The biggest factor may be where the market lands when it does begin to come down. If rates revert back to levels seen in the late 1990s, notes Martingano, corporations will certainly shy away from any investment in ART. But, if rates do not drop back significantly, interest may grow. Ultimately, however, risk managers are intent on maintaining relationships with their insurers, and rather than moving to a cheaper carrier in this market, they advise staying with quality insurers and protecting long-term relationships. The hard market has already highlighted the weaker insurers, those who relied to heavily on investments during the soft market and are now vulnerable, notes Patzelt. “The good will always survive, there will be a flight of customers to those [quality] insurers.”
And just when risk managers had their hands full with the insurance market, along came 2003 with a host of new exposures for which insurance is not the obvious response. “It’s just one thing after another,” says Seaman. “This year has been a year of items where insurance is not the issue. Risk managers are being asked to deal with a number of very serious issues for which traditional solutions are not available.”

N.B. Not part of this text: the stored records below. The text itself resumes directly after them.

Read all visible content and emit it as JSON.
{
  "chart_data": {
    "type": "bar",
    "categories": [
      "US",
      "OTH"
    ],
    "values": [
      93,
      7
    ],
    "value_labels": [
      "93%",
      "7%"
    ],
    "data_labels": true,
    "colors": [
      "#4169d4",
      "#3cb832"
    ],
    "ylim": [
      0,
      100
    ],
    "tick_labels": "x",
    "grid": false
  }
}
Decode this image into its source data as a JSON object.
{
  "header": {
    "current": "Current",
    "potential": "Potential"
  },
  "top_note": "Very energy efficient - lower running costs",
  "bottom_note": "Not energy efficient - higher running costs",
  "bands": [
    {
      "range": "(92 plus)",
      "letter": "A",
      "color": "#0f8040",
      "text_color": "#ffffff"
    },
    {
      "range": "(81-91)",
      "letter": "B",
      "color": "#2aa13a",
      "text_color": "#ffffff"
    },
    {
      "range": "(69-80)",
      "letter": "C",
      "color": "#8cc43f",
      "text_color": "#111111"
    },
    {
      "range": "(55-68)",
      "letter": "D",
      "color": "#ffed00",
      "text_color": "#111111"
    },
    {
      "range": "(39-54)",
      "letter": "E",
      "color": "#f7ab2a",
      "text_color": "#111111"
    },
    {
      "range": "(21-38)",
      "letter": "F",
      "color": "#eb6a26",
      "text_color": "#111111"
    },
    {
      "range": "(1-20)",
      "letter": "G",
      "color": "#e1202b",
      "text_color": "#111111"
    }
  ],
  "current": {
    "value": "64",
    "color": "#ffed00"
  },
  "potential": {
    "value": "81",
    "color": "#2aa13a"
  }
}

These range from mad cow disease and forest fires in the west, to SARS and the blackout in central Canada, to fishing disputes in the east. Ultimately, these risks give rise to the importance of business continuity, crisis management and emergency preparedness, observes Mazumdar. “Ever since 9/11, it seems as if we’ve had one event after another.” Nonetheless, he and other sources point to examples of solid risk management response to these events. During the SARS outbreak, Mazumdar notes, many companies responded quickly to quarantine employees when fellow workers were exposed. And, when the blackout hit, says Hardy, “everyone had ramped up their emergency evacuation plans before that. There was some good risk management going on there, whether we realized it or not.”
“The blackout created, for many risk managers and organizations, an opportunity to implement their emergency response plan,” agrees Chambers. “It really worked very well.” Martingano says that such events highlight how risk management is about so much more than insurance buying and brings focus to the fundamentals of risk management: risk identification, mitigation and control. “There have been a lot of significant issues confronting Canada and they aren’t the type of thing you would deal with first through insurance. What we’re really looking at is risk management versus insurance.”
This is the message risk managers want to move up the corporate ladder. As increased awareness of risk makes its way to corporate boardrooms, risk managers face both challenge and opportunity. “There is generally a greater desire [for risk management information] as these risks have come to the fore. Risk managers have always been pushing this, even when it wasn’t sexy,” says Patzelt. “When things get rougher they [senior management and boards] are happy to see the memos coming.”
Organizations are going through a “learning curve”, and the chance is there for risk managers to promote concepts such as enterprise risk management, and to use these very public events to promote up-front investment in risk management. The hope, say risk managers, is that when the dust finally settles from the hard market and high-profile risk events that have emerged, that the risk management function will be viewed as a greater priority within corporate structures.